Schlaue Menschen sagen: Das muss sein. Das muss sein, wenn wir in einer erfüllten Partnerschaft leben möchten; da fängst du erstmal mit der Beziehung zu dir selbst an. Ich sage bisher eher: Klar, ein bisschen Yoga hier, ein bisschen Hautpflege da, das mache ich. Aber die emotionale Unterstützung, die ich meinen Freundinnen entgegenbringe? Die Liebe, die ich meinem Partner schenke? Den Mut, den ich meinem Sohn mitgebe? Das verwehre ich mir selbst. Da bin ich anscheinend geizig mit mir selbst, das gönne ich mir nicht. Und genau hier muss und möchte ich zukünftig hinschauen, wenn es um das Thema Beziehung und Partnerschaft geht.

Das Partner-Sein

Seid ihr gute Partner*innen? Also ganz im Sinne der Duden-Definition: Seid ihr gut im Partner-Sein für eure*n Lebenspartner*in? Für eure Freunde (falls ihr zu den von mir beneideten Frauen mit männlichen Freunden gehört) und Freundinnen? Und für euch selbst? Seid ihr euch selbst ein*e gute*r Partner*in? Super gut, wenn ihr hier ja sagen könnt. Dann möchte ich bitte alle Tipps von euch haben, wie ihr das schafft und wie ihr das genau umsetzt. Wenn ihr euch eher als so semi gut im Partnersein für euch selbst anseht: Welcome to the Club. Was machen wir denn da am besten?

Ich habe mir mal die folgenden Dinge überlegt: 

  1. Ich kann unfassbar schlaue Ideen und Anstöße für die kleinen und großen Lebenskrisen anderer geben und ich zeige dabei immer vollstes Verständnis, egal wie groß oder klein die Krise überhaupt ist. Bei mir selbst sage ich bisher immer: Stell dich nicht so an.
  2. Wenn sich mein Partner, mein Sohn oder meine Freundinnen in einer anstrengenden Phase befinden oder es ihnen aus irgendeinem Grund nicht gut geht, kümmere ich mich liebevoll um sie. Ich gebe ihnen alle Zeit der Welt, ich koche ihnen was Gutes, ich verschenke eine Kleinigkeit, ich umsorge sie. Das will ich mir selbst auch gönnen. 
  3. Ich spreche immer liebevoll und wertschätzend mit und über meine liebsten Menschen, mit denen ich enge Beziehungen führe. Mit mir selbst bin ich so hart und unfassbar streng.
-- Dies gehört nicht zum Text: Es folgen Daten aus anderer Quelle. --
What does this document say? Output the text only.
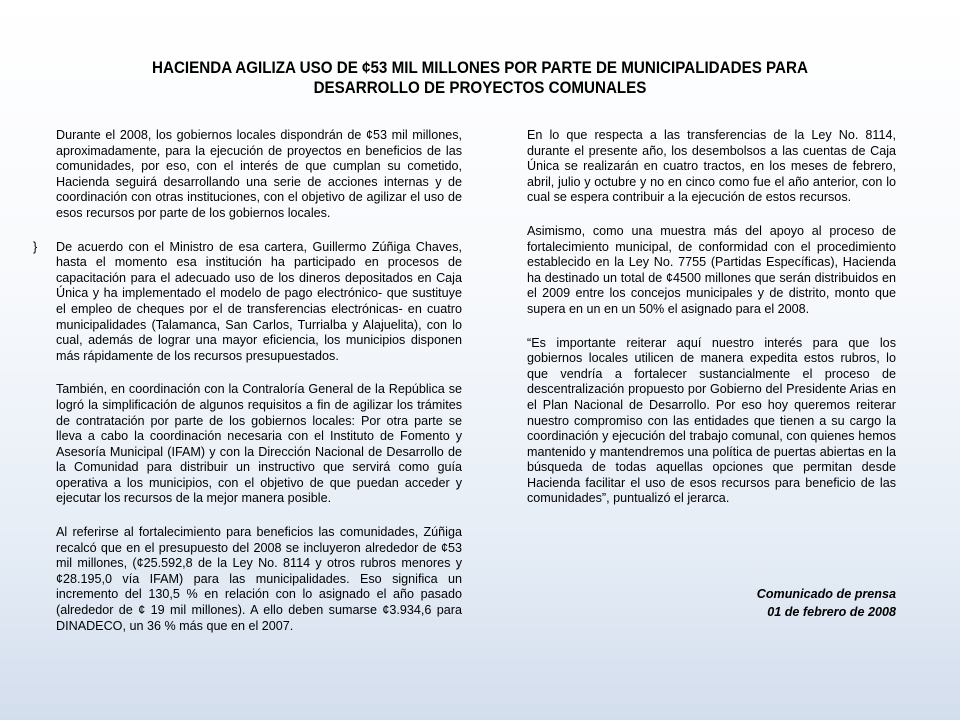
HACIENDA AGILIZA USO DE ¢53 MIL MILLONES POR PARTE DE MUNICIPALIDADES PARA
DESARROLLO DE PROYECTOS COMUNALES
}

Durante el 2008, los gobiernos locales dispondrán de ¢53 mil millones, aproximadamente, para la ejecución de proyectos en beneficios de las comunidades, por eso, con el interés de que cumplan su cometido, Hacienda seguirá desarrollando una serie de acciones internas y de coordinación con otras instituciones, con el objetivo de agilizar el uso de esos recursos por parte de los gobiernos locales.

De acuerdo con el Ministro de esa cartera, Guillermo Zúñiga Chaves, hasta el momento esa institución ha participado en procesos de capacitación para el adecuado uso de los dineros depositados en Caja Única y ha implementado el modelo de pago electrónico- que sustituye el empleo de cheques por el de transferencias electrónicas- en cuatro municipalidades (Talamanca, San Carlos, Turrialba y Alajuelita), con lo cual, además de lograr una mayor eficiencia, los municipios disponen más rápidamente de los recursos presupuestados.

También, en coordinación con la Contraloría General de la República se logró la simplificación de algunos requisitos a fin de agilizar los trámites de contratación por parte de los gobiernos locales: Por otra parte se lleva a cabo la coordinación necesaria con el Instituto de Fomento y Asesoría Municipal (IFAM) y con la Dirección Nacional de Desarrollo de la Comunidad para distribuir un instructivo que servirá como guía operativa a los municipios, con el objetivo de que puedan acceder y ejecutar los recursos de la mejor manera posible.

Al referirse al fortalecimiento para beneficios las comunidades, Zúñiga recalcó que en el presupuesto del 2008 se incluyeron alrededor de ¢53 mil millones, (¢25.592,8 de la Ley No. 8114 y otros rubros menores y ¢28.195,0 vía IFAM) para las municipalidades. Eso significa un incremento del 130,5 % en relación con lo asignado el año pasado (alrededor de ¢ 19 mil millones). A ello deben sumarse ¢3.934,6 para DINADECO, un 36 % más que en el 2007.

En lo que respecta a las transferencias de la Ley No. 8114, durante el presente año, los desembolsos a las cuentas de Caja Única se realizarán en cuatro tractos, en los meses de febrero, abril, julio y octubre y no en cinco como fue el año anterior, con lo cual se espera contribuir a la ejecución de estos recursos.

Asimismo, como una muestra más del apoyo al proceso de fortalecimiento municipal, de conformidad con el procedimiento establecido en la Ley No. 7755 (Partidas Específicas), Hacienda ha destinado un total de ¢4500 millones que serán distribuidos en el 2009 entre los concejos municipales y de distrito, monto que supera en un en un 50% el asignado para el 2008.

“Es importante reiterar aquí nuestro interés para que los gobiernos locales utilicen de manera expedita estos rubros, lo que vendría a fortalecer sustancialmente el proceso de descentralización propuesto por Gobierno del Presidente Arias en el Plan Nacional de Desarrollo. Por eso hoy queremos reiterar nuestro compromiso con las entidades que tienen a su cargo la coordinación y ejecución del trabajo comunal, con quienes hemos mantenido y mantendremos una política de puertas abiertas en la búsqueda de todas aquellas opciones que permitan desde Hacienda facilitar el uso de esos recursos para beneficio de las comunidades”, puntualizó el jerarca.

Comunicado de prensa
01 de febrero de 2008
Jeder Mensch, der schon mal mit gewaltfreier Kommunikation auch nur im Entferntesten zu tun hatte, weiß, dass das, was ich in Selbstgesprächen fabriziere, am anderen Ende des Spektrums ist. 
  4. Bevor ich noch mehr Baustellen aufmache, beginnen wir vielleicht erstmal mit den oben genannten Punkten. 

Handelnde Selbstliebe als Voraussetzung

Ich meine nicht Selbsthass, wenn ich von fehlender Selbstliebe schreibe und welche Auswirkungen das auf alle Partnerschaften hat. Es ist ja nicht so, als fände ich mich per se richtig blöd. Und trotzdem fällt es mir schwer zu sagen: Ich liebe mich. Und noch schwieriger finde ich es, dieser Aussage auch in meinem Handeln nachzukommen. Also wirklich so zu agieren, wie ich es in meinen sonstigen Beziehungen zu tun pflege: dem Partner-Sein nachzukommen, in dieser unfassbar wichtigen Partnerschaft mit mir selbst.